Welche Pflichten habe ich bei Krankheit als Arbeitnehmer?
Pflichten eines erkrankten Arbeitnehmers
Als Arbeitnehmer haben Sie im Krankheitsfall bestimmte Pflichten gegenüber Ihrem Arbeitgeber. Die wichtigste davon ist die unverzügliche Krankmeldung.
Unverzügliche Krankmeldung
Sobald Sie feststellen, dass Sie arbeitsunfähig sind, müssen Sie dies Ihrem Arbeitgeber unverzüglich mitteilen. In der Regel bedeutet dies, dass Sie Ihren Arbeitgeber noch am selben Tag informieren, an dem Sie erkrankt sind. Falls dies nicht möglich ist, spätestens am nächsten Werktag.
Die Krankmeldung sollte mindestens folgende Angaben enthalten:
- Ihr Name und Ihre Personalnummer
- Das Datum und die Uhrzeit der Krankmeldung
- Die voraussichtliche Dauer Ihrer Arbeitsunfähigkeit
- Die Gründe für Ihre Arbeitsunfähigkeit
Sie können Ihren Arbeitgeber per Telefon, E-Mail oder persönlich krankmelden. Beachten Sie jedoch, dass mündliche Krankmeldungen nicht immer nachweisbar sind. Es ist daher ratsam, Ihre Krankmeldung schriftlich zu übermitteln.

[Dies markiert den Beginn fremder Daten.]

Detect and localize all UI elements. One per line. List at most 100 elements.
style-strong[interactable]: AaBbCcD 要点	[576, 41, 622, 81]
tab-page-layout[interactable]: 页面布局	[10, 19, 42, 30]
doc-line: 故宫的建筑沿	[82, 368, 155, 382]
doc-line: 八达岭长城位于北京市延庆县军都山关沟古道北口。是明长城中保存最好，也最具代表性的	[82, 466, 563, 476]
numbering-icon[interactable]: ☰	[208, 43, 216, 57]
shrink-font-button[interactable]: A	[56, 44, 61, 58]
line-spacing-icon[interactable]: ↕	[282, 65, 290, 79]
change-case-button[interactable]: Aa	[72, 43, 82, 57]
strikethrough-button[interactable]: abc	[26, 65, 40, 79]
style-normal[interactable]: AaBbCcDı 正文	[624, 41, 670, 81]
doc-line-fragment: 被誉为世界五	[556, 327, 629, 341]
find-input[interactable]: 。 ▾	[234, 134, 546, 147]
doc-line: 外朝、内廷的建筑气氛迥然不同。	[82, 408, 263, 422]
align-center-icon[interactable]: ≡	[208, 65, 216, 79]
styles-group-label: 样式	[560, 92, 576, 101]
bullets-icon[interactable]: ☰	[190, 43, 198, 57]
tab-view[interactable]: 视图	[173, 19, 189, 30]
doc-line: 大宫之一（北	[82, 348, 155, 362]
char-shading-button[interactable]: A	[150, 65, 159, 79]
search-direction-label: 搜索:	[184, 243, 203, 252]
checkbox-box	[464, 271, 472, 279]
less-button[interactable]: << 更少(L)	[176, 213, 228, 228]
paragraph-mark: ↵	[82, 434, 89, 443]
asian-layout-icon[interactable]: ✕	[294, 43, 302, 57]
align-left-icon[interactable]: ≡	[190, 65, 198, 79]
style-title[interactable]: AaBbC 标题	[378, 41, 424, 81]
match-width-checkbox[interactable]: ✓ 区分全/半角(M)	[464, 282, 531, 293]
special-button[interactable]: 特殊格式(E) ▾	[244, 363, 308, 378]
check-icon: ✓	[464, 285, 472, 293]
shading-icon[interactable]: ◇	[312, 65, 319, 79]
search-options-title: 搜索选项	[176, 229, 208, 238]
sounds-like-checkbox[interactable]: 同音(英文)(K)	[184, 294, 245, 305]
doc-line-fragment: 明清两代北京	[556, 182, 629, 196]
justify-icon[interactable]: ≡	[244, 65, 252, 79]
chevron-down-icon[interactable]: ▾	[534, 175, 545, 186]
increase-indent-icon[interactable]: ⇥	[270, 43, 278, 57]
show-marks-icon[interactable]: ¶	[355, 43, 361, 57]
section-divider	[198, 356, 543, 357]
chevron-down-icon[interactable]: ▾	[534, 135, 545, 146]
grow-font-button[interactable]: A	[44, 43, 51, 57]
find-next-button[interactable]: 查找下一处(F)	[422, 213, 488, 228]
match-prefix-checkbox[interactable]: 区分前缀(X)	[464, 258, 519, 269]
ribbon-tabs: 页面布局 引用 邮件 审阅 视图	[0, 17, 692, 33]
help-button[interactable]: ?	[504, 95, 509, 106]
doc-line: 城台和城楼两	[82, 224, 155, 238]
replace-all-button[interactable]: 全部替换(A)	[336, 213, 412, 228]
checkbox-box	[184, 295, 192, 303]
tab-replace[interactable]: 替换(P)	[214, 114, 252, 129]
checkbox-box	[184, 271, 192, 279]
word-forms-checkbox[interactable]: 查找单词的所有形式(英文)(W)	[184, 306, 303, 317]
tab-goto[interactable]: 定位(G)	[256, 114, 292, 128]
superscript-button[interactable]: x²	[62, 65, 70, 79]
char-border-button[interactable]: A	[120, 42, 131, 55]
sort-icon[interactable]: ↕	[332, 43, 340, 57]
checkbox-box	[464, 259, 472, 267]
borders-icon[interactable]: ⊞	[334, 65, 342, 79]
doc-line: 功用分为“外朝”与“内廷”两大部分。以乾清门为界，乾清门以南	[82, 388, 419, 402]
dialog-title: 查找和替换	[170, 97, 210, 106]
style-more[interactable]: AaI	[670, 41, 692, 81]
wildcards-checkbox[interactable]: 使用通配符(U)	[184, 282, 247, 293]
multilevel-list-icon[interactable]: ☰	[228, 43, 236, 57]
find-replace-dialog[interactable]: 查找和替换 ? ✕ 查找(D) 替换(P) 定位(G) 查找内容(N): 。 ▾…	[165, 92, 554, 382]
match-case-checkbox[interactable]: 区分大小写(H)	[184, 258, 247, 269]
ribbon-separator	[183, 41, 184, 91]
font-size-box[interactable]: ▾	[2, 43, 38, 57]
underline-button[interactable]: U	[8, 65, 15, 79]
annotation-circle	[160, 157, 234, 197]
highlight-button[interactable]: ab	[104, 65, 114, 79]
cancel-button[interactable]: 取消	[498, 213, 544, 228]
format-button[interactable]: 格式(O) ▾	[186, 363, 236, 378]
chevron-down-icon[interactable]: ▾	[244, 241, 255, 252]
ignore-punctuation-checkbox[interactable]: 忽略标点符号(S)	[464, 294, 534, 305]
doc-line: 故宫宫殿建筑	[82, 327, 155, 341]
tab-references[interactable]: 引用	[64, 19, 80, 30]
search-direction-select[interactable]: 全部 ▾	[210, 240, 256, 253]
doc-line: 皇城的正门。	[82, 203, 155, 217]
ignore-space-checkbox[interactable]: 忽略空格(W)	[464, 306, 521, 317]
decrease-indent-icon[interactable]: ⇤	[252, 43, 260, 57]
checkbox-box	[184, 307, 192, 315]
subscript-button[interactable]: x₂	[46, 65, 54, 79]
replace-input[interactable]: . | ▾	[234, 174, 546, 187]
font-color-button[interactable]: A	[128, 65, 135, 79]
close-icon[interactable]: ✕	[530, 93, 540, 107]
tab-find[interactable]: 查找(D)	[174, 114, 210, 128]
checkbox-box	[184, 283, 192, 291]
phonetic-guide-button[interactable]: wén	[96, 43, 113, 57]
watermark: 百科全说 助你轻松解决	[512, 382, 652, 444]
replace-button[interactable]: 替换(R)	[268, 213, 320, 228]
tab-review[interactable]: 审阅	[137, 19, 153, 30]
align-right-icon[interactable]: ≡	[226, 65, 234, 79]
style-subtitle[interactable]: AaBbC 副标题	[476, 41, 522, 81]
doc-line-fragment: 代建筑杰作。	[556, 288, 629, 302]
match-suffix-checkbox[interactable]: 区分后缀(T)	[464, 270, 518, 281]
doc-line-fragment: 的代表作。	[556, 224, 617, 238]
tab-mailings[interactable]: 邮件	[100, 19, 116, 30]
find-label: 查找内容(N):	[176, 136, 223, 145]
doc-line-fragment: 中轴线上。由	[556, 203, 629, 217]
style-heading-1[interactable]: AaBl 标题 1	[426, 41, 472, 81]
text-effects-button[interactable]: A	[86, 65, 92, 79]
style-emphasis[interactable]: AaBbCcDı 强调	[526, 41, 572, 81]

Beweispflicht der Arbeitsunfähigkeit
Der Arbeitgeber kann von Ihnen verlangen, die Arbeitsunfähigkeit nachzuweisen. Dies kann durch ein ärztliches Attest geschehen. Der Arbeitgeber trägt in der Regel die Kosten für das Attest.
Mitteilungspflichten während des Krankheitsverlaufs
Auch während Ihrer Arbeitsunfähigkeit sind Sie verpflichtet, Ihren Arbeitgeber über den Verlauf Ihrer Krankheit zu informieren. Dies bedeutet, dass Sie Ihren Arbeitgeber unverzüglich über Verlängerungen bzw. Verkürzungen der voraussichtlichen Krankheitsdauer informieren müssen.
Rechtzeitige Benachrichtigung sichert Lohnfortzahlungsanspruch
Eine rechtzeitige Benachrichtigung über Ihre Arbeitsunfähigkeit ist wichtig, um Ihren Anspruch auf Lohnfortzahlung zu sichern. Der Arbeitgeber ist verpflichtet, Ihnen während der ersten sechs Wochen Ihrer Arbeitsunfähigkeit Ihren Lohn weiterzuzahlen. Voraussetzung dafür ist jedoch, dass Sie Ihre Arbeitsunfähigkeit unverzüglich melden.
Wenn Sie Ihrer Meldepflicht nicht nachkommen, kann Ihr Arbeitgeber die Lohnfortzahlung kürzen oder sogar ganz verweigern. In schwerwiegenden Fällen kann eine verspätete Krankmeldung auch eine Abmahnung oder sogar eine Kündigung nach sich ziehen.